Шарля отвлекала более приятная забота - беременность жены. Чем ближе подходило время родов, тем нежнее он ее любил. Его связывали с ней теперь еще одни узы физической близости, связывало гораздо более сложное и непреходящее чувство. Когда он видел издали ее медлительную походку, ее лениво колышущийся стан, не затянутый в корсет, когда они сидели друг против друга и он впивался в нее глазами, а она принимала в кресле изнеженные позы, он вдруг вскакивал, обнимал ее, гладил ее лицо, называл мамочкой, тащил танцевать и, смеясь сквозь слезы, придумывал множество милых шуток. Мысль о том, что он зачал ребенка, приводила его в восторг. Это был предел его желаний. Он познал жизнь во всей ее полноте и теперь блаженствовал.

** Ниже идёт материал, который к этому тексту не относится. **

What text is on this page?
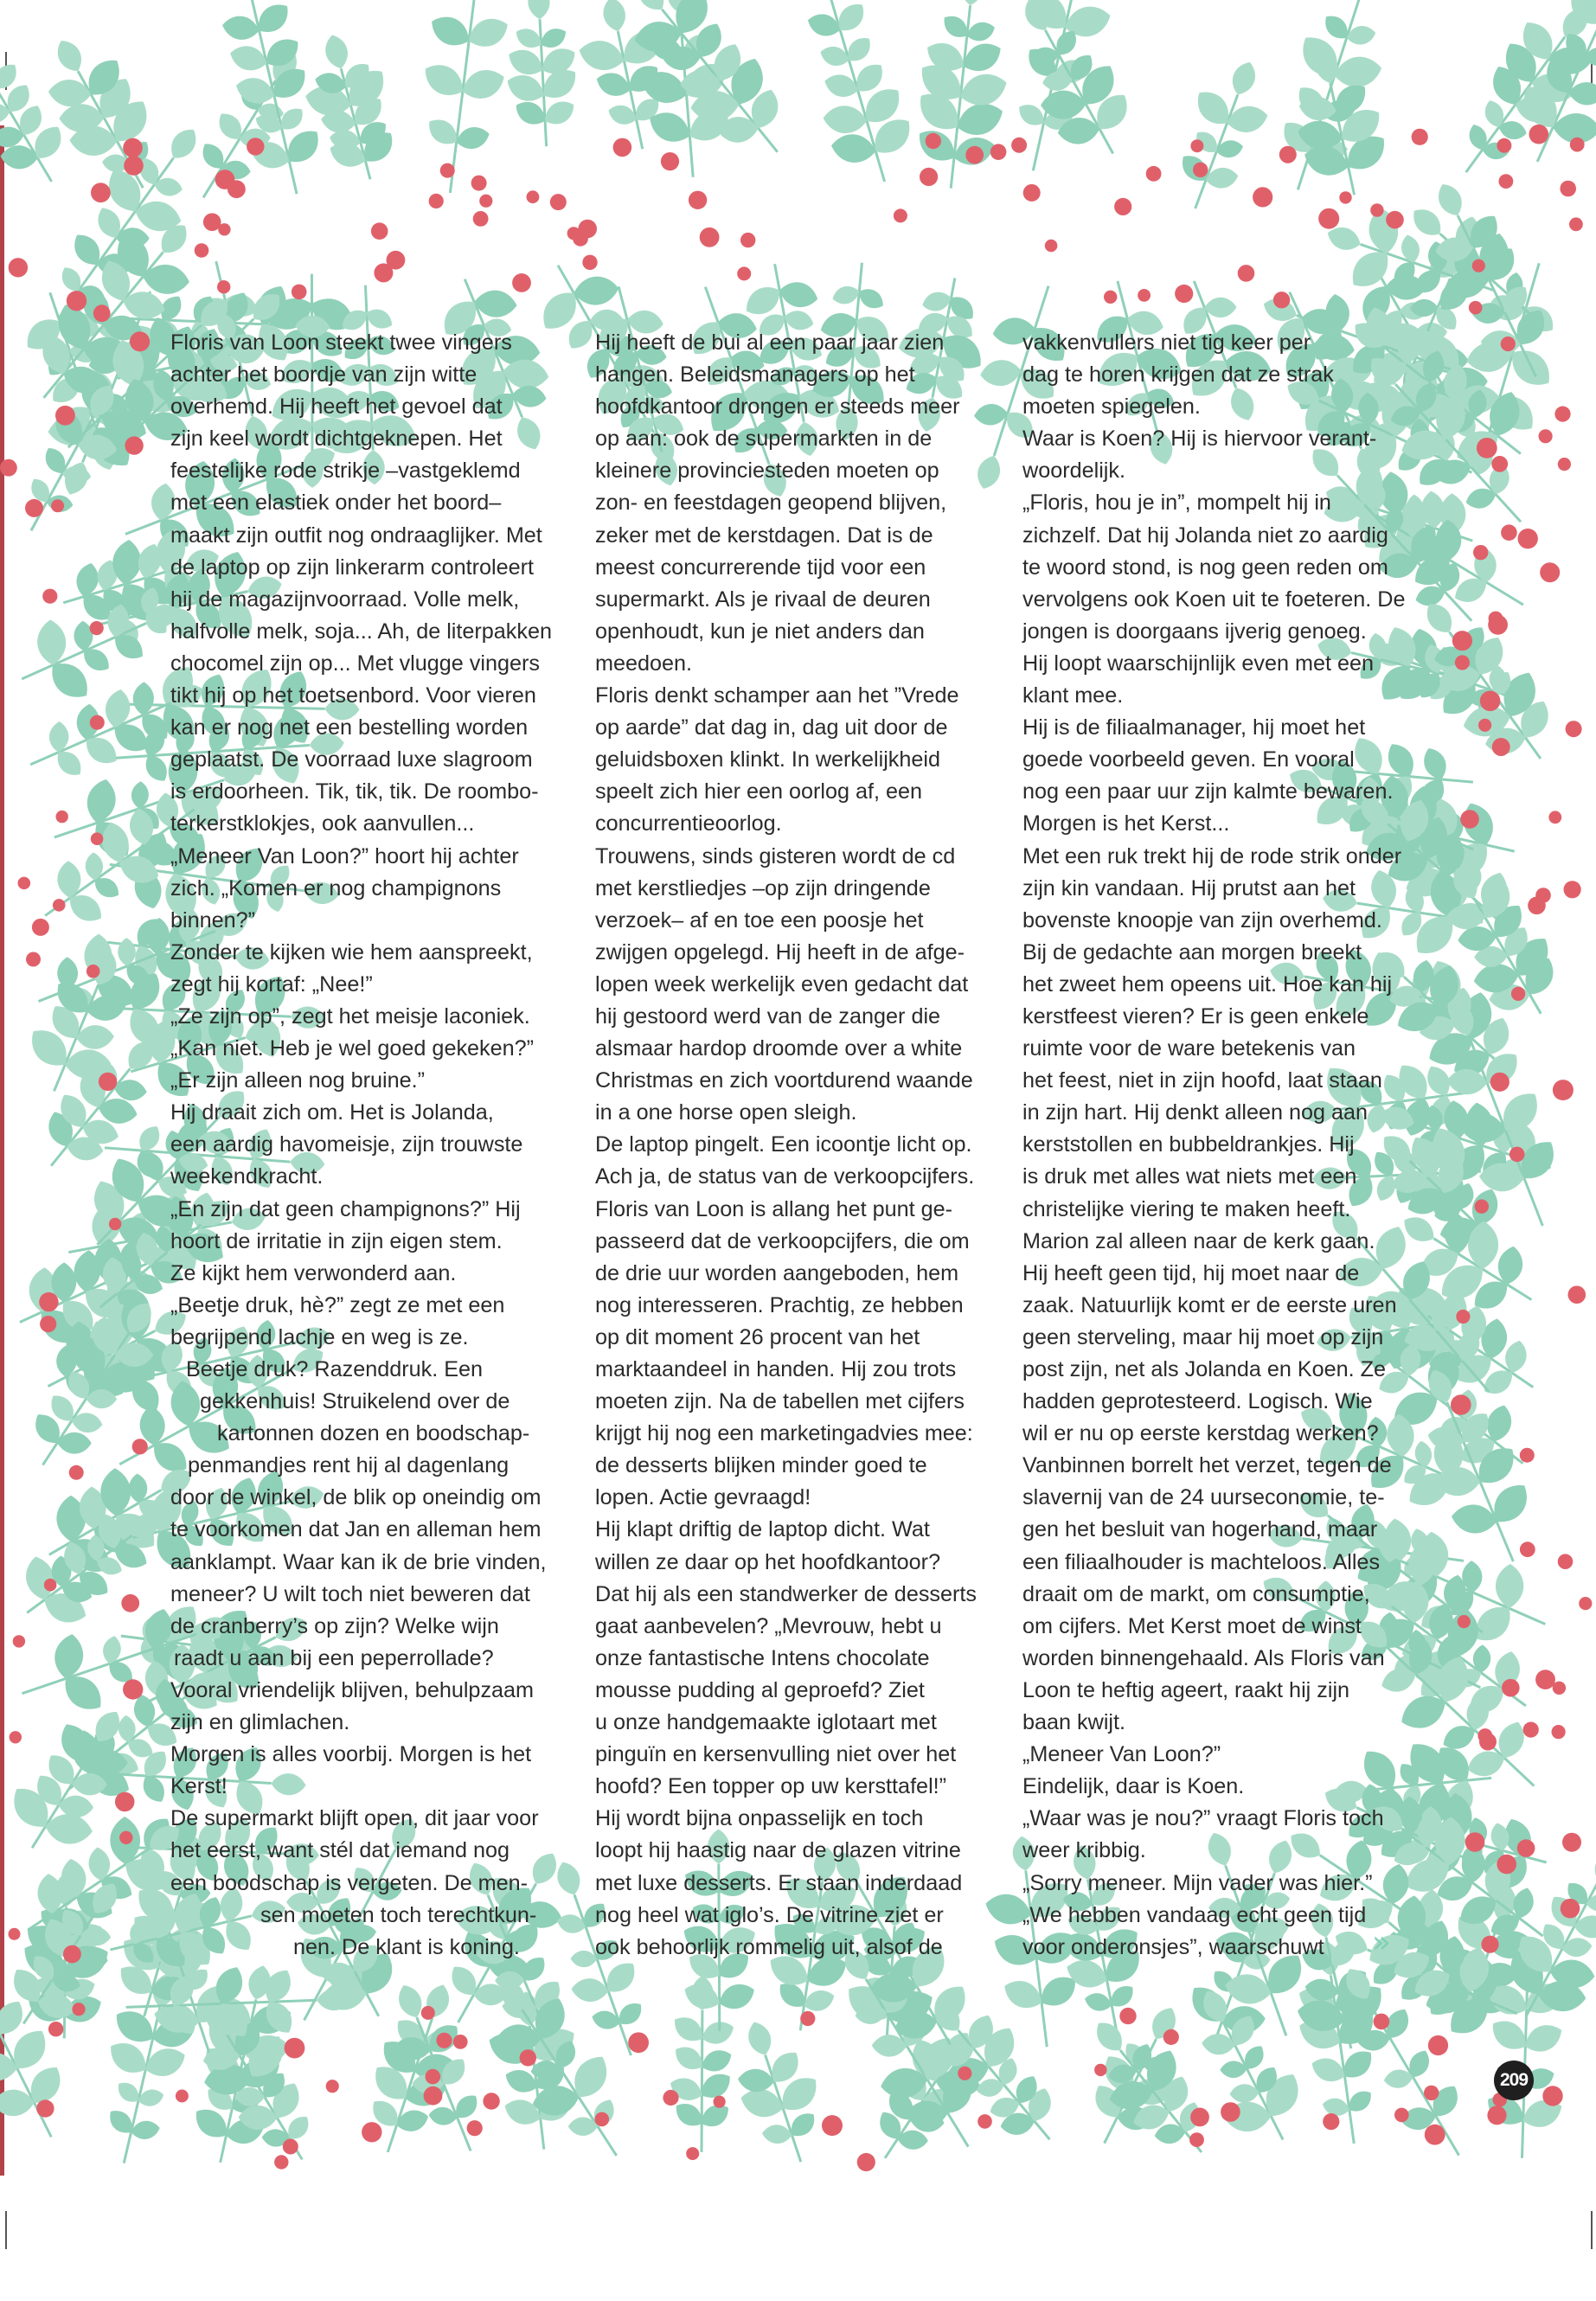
Floris van Loon steekt twee vingers
achter het boordje van zijn witte
overhemd. Hij heeft het gevoel dat
zijn keel wordt dichtgeknepen. Het
feestelijke rode strikje –vastgeklemd
met een elastiek onder het boord–
maakt zijn outfit nog ondraaglijker. Met
de laptop op zijn linkerarm controleert
hij de magazijnvoorraad. Volle melk,
halfvolle melk, soja... Ah, de literpakken
chocomel zijn op... Met vlugge vingers
tikt hij op het toetsenbord. Voor vieren
kan er nog net een bestelling worden
geplaatst. De voorraad luxe slagroom
is erdoorheen. Tik, tik, tik. De roombo-
terkerstklokjes, ook aanvullen...
„Meneer Van Loon?” hoort hij achter
zich. „Komen er nog champignons
binnen?”
Zonder te kijken wie hem aanspreekt,
zegt hij kortaf: „Nee!”
„Ze zijn op”, zegt het meisje laconiek.
„Kan niet. Heb je wel goed gekeken?”
„Er zijn alleen nog bruine.”
Hij draait zich om. Het is Jolanda,
een aardig havomeisje, zijn trouwste
weekendkracht.
„En zijn dat geen champignons?” Hij
hoort de irritatie in zijn eigen stem.
Ze kijkt hem verwonderd aan.
„Beetje druk, hè?” zegt ze met een
begrijpend lachje en weg is ze.
Beetje druk? Razenddruk. Een
gekkenhuis! Struikelend over de
kartonnen dozen en boodschap-
penmandjes rent hij al dagenlang
door de winkel, de blik op oneindig om
te voorkomen dat Jan en alleman hem
aanklampt. Waar kan ik de brie vinden,
meneer? U wilt toch niet beweren dat
de cranberry’s op zijn? Welke wijn
raadt u aan bij een peperrollade?
Vooral vriendelijk blijven, behulpzaam
zijn en glimlachen.
Morgen is alles voorbij. Morgen is het
Kerst!
De supermarkt blijft open, dit jaar voor
het eerst, want stél dat iemand nog
een boodschap is vergeten. De men-
sen moeten toch terechtkun-
nen. De klant is koning.
Hij heeft de bui al een paar jaar zien
hangen. Beleidsmanagers op het
hoofdkantoor drongen er steeds meer
op aan: ook de supermarkten in de
kleinere provinciesteden moeten op
zon- en feestdagen geopend blijven,
zeker met de kerstdagen. Dat is de
meest concurrerende tijd voor een
supermarkt. Als je rivaal de deuren
openhoudt, kun je niet anders dan
meedoen.
Floris denkt schamper aan het ”Vrede
op aarde” dat dag in, dag uit door de
geluidsboxen klinkt. In werkelijkheid
speelt zich hier een oorlog af, een
concurrentieoorlog.
Trouwens, sinds gisteren wordt de cd
met kerstliedjes –op zijn dringende
verzoek– af en toe een poosje het
zwijgen opgelegd. Hij heeft in de afge-
lopen week werkelijk even gedacht dat
hij gestoord werd van de zanger die
alsmaar hardop droomde over a white
Christmas en zich voortdurend waande
in a one horse open sleigh.
De laptop pingelt. Een icoontje licht op.
Ach ja, de status van de verkoopcijfers.
Floris van Loon is allang het punt ge-
passeerd dat de verkoopcijfers, die om
de drie uur worden aangeboden, hem
nog interesseren. Prachtig, ze hebben
op dit moment 26 procent van het
marktaandeel in handen. Hij zou trots
moeten zijn. Na de tabellen met cijfers
krijgt hij nog een marketingadvies mee:
de desserts blijken minder goed te
lopen. Actie gevraagd!
Hij klapt driftig de laptop dicht. Wat
willen ze daar op het hoofdkantoor?
Dat hij als een standwerker de desserts
gaat aanbevelen? „Mevrouw, hebt u
onze fantastische Intens chocolate
mousse pudding al geproefd? Ziet
u onze handgemaakte iglotaart met
pinguïn en kersenvulling niet over het
hoofd? Een topper op uw kersttafel!”
Hij wordt bijna onpasselijk en toch
loopt hij haastig naar de glazen vitrine
met luxe desserts. Er staan inderdaad
nog heel wat iglo’s. De vitrine ziet er
ook behoorlijk rommelig uit, alsof de
vakkenvullers niet tig keer per
dag te horen krijgen dat ze strak
moeten spiegelen.
Waar is Koen? Hij is hiervoor verant-
woordelijk.
„Floris, hou je in”, mompelt hij in
zichzelf. Dat hij Jolanda niet zo aardig
te woord stond, is nog geen reden om
vervolgens ook Koen uit te foeteren. De
jongen is doorgaans ijverig genoeg.
Hij loopt waarschijnlijk even met een
klant mee.
Hij is de filiaalmanager, hij moet het
goede voorbeeld geven. En vooral
nog een paar uur zijn kalmte bewaren.
Morgen is het Kerst...
Met een ruk trekt hij de rode strik onder
zijn kin vandaan. Hij prutst aan het
bovenste knoopje van zijn overhemd.
Bij de gedachte aan morgen breekt
het zweet hem opeens uit. Hoe kan hij
kerstfeest vieren? Er is geen enkele
ruimte voor de ware betekenis van
het feest, niet in zijn hoofd, laat staan
in zijn hart. Hij denkt alleen nog aan
kerststollen en bubbeldrankjes. Hij
is druk met alles wat niets met een
christelijke viering te maken heeft.
Marion zal alleen naar de kerk gaan.
Hij heeft geen tijd, hij moet naar de
zaak. Natuurlijk komt er de eerste uren
geen sterveling, maar hij moet op zijn
post zijn, net als Jolanda en Koen. Ze
hadden geprotesteerd. Logisch. Wie
wil er nu op eerste kerstdag werken?
Vanbinnen borrelt het verzet, tegen de
slavernij van de 24 uurseconomie, te-
gen het besluit van hogerhand, maar
een filiaalhouder is machteloos. Alles
draait om de markt, om consumptie,
om cijfers. Met Kerst moet de winst
worden binnengehaald. Als Floris van
Loon te heftig ageert, raakt hij zijn
baan kwijt.
„Meneer Van Loon?”
Eindelijk, daar is Koen.
„Waar was je nou?” vraagt Floris toch
weer kribbig.
„Sorry meneer. Mijn vader was hier.”
„We hebben vandaag echt geen tijd
voor onderonsjes”, waarschuwt	»
209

Эмма сначала была изумлена, потом ей захотелось как можно скорей разрешиться от бремени, чтобы наконец почувствовать, что же такое материнство. Но ей не хватало денег ни на колыбельку в виде лодочки с розовым шелковым пологом, ни на кружевные чепчики, и с досады она, ничего не выбрав, ни с кем не посоветовавшись, заказала все детское приданое здешней швее. Таким образом, она себя не порадовала теми приготовлениями, которые подогревают материнскую нежность, и ее любовь к ребенку в самом начале была этим, вероятно, ущемлена.

А Шарль постоянно говорил за столом о малютке, и немного погодя она тоже привыкла все время думать о нем.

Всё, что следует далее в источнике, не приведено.